Both dungeons and dragons have evolved in Dungeons & Dragons. Design goes back and forth. In D&D 2024 (the don't-call-it-a-new-edition of D&D 5th Edition), all the dragons were taken back to the drawing board: red, green, blue, black, and white dragons, as well as brass, copper, bronze, silver, and gold dragons.
You may be thinking to yourself, redesign? Why redesign? Aren't they all just re-stickered variants of one another? A free mod on Dragon Nexus? What could possibly be the difference between a red dragon and a gold dragon besides maybe a $5 DLC reskin?
Oh ho ho, my friend, there are plenty of differences. And the artists drew from myriad inspirations. The gold dragon, to hearken back over 50 years of D&D, blended recent designs with original designs from the 1970s and '80s. Now it looks like it's swimming in the air as much as it looks like it's flying underwater.
The black dragon looks lean, hungry, with a Punisher logo face, sawblade spine, and spider-leg extensions on its wings. The artists went back to the black dragon's stat block to come up with the acidic, faster-moving redraw. Now it looks like a good and proper thing to have creeping in the dark places no one talks about anymore.

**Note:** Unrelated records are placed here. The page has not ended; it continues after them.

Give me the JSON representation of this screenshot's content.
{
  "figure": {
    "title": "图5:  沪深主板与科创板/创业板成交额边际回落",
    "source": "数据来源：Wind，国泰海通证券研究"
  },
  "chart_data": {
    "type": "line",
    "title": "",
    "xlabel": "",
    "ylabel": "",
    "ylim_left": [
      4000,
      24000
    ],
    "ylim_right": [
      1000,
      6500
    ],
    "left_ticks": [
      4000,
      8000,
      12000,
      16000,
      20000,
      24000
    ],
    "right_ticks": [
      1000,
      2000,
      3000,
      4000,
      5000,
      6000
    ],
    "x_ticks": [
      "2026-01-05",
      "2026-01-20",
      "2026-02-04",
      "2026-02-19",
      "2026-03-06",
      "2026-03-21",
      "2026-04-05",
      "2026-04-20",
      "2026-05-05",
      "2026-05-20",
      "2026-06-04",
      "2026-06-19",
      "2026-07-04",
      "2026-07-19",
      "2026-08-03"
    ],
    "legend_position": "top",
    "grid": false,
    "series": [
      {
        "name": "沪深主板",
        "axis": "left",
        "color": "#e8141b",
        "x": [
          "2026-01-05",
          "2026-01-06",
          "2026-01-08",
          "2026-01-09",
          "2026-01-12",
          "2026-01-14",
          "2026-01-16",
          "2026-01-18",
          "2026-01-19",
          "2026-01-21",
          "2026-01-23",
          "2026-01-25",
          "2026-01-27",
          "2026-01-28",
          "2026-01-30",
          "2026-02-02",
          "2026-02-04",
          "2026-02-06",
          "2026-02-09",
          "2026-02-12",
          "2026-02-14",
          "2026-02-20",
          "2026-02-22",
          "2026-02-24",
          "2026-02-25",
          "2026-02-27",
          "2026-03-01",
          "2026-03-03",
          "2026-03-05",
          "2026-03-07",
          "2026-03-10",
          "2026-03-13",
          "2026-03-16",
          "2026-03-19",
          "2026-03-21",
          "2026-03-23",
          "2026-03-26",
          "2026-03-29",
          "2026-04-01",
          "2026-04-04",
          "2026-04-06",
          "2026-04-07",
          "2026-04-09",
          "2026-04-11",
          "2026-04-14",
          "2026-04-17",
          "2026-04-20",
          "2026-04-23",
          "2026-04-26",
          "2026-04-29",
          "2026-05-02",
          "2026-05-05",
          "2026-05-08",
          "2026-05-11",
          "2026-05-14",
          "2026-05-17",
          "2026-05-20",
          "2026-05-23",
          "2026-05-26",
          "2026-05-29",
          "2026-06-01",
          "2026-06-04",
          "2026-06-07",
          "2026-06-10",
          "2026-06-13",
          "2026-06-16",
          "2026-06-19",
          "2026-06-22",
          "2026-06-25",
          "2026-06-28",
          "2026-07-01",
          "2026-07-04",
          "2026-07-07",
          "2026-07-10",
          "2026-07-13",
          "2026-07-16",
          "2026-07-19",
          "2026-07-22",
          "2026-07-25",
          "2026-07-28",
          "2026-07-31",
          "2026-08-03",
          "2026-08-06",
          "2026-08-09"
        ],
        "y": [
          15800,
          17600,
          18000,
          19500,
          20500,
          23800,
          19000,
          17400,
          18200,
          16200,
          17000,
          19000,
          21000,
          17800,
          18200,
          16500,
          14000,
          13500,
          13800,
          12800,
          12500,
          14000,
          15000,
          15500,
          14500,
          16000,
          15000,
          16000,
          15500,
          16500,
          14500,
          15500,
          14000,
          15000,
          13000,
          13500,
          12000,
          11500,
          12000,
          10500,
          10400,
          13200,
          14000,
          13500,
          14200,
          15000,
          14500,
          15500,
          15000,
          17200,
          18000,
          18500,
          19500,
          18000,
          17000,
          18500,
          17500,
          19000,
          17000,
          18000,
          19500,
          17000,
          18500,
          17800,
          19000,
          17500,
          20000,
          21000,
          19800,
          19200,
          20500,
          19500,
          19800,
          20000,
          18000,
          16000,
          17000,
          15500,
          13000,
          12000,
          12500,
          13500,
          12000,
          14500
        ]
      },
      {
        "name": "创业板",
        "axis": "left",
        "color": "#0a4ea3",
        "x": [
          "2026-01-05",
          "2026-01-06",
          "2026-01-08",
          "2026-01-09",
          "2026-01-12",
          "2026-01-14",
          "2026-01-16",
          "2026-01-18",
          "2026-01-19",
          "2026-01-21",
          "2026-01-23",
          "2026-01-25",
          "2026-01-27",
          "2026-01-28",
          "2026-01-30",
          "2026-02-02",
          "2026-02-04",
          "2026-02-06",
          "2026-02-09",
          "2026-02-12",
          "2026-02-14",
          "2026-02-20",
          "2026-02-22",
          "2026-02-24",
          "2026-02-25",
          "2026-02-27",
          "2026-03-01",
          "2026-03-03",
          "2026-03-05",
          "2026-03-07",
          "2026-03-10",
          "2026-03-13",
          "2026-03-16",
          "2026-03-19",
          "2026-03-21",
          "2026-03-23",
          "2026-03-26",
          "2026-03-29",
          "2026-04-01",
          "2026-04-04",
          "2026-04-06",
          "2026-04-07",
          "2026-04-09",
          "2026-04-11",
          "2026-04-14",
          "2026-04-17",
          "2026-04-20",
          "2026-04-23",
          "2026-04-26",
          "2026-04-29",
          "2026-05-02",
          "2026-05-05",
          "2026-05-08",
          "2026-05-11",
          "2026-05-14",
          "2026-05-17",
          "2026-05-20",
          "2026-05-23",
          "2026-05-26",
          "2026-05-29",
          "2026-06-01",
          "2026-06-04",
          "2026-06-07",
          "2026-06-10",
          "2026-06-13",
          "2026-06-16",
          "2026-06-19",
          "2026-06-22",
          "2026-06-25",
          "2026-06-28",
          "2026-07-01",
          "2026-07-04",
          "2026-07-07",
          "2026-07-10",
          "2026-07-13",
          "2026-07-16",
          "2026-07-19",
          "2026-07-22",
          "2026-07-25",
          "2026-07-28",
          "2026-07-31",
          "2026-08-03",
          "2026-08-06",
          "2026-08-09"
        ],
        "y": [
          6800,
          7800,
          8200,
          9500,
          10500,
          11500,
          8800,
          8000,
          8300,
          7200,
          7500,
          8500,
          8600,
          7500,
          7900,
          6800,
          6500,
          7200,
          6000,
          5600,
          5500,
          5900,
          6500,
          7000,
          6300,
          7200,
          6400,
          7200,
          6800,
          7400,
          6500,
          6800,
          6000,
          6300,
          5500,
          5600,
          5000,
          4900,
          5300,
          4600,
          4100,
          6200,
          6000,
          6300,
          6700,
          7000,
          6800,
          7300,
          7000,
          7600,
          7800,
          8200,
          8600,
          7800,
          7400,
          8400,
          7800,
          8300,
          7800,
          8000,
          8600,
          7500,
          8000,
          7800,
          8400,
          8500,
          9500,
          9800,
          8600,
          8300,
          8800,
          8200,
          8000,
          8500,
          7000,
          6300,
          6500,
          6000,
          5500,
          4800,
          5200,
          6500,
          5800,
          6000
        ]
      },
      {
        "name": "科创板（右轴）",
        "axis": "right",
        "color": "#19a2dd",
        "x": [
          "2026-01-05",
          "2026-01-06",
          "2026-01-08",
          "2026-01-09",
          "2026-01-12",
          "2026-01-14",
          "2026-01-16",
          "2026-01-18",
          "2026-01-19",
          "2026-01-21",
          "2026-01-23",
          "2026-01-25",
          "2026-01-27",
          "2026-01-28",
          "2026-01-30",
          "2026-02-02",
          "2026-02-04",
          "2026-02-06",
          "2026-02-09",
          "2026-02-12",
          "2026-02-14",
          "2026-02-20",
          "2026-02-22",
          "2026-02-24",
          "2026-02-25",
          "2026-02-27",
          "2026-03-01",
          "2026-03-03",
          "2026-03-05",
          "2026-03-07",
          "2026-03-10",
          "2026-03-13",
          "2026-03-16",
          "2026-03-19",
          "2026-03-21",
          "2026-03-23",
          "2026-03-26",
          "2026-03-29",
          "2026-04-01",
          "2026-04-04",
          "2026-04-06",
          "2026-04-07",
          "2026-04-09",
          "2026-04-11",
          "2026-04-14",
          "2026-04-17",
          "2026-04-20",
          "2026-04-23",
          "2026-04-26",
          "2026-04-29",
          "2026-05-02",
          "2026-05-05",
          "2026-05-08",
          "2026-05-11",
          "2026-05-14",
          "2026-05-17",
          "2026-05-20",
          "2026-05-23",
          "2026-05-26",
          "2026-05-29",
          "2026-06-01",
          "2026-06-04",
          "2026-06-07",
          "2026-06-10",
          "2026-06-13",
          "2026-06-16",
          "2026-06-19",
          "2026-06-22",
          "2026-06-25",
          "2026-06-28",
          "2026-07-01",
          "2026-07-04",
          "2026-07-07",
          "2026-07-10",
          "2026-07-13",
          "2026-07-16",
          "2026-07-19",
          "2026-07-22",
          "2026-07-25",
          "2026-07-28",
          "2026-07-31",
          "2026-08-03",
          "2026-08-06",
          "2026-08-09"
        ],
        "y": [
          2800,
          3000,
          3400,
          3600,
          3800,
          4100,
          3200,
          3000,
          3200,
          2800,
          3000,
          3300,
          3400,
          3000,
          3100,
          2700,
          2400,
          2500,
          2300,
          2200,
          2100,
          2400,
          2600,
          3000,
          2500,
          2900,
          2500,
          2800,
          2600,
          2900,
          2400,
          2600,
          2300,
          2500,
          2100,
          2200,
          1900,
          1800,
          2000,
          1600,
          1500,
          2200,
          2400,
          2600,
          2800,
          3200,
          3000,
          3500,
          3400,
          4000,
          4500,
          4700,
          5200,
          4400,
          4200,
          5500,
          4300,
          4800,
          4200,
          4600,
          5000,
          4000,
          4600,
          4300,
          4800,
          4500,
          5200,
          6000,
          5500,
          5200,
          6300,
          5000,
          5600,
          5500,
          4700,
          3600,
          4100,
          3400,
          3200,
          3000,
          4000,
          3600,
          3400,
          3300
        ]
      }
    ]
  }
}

Red dragons, while they may not have undergone the most plastic surgery of the bunch, is promised to still be that iconic apex predator we've come to expect from a game called Dungeons & Dragons. The red dragon has already lost the mammalian beards it used to rock in the '80s and '90s, and is now more of a Tyrannosaurus Rex with perma-angry eyebrow horns.
Sure, all the talk of new Monks, new Rangers, new Bards, new Sorcerers and what have you is pure excitement for players. But Josh Herman, the art lead talking on this redesign, is looking at dragons not as "creatures," but as characters. It's exactly what dragons need in D&D. Because even for someone like me that's been playing for four or five years now, how many dragons, exactly, have I run across or ran for my players? I can embarrassingly count the number on one hand. Hardly acceptable. Intolerable, really. So, I'm ready to give my players a healthy does of Beware What You Wish For.
If you preorder the D&D 2024 Core Rulebooks—the Player's Handbook, Dungeon Master's Guide, and Monster Manual—you'll get a digital art book of these dragon redesigns with 100 pieces of art populating its pages. Each has spectacular final pieces, but it also showcases the concept art that was, in a sense, the journey the artists and game designers took during the redesign process. Also, showing those initial sketches goes a long ways towards combating generative AI accusations. Because, so far, AI art doesn't gin up sketches of what it has hodgepodged together.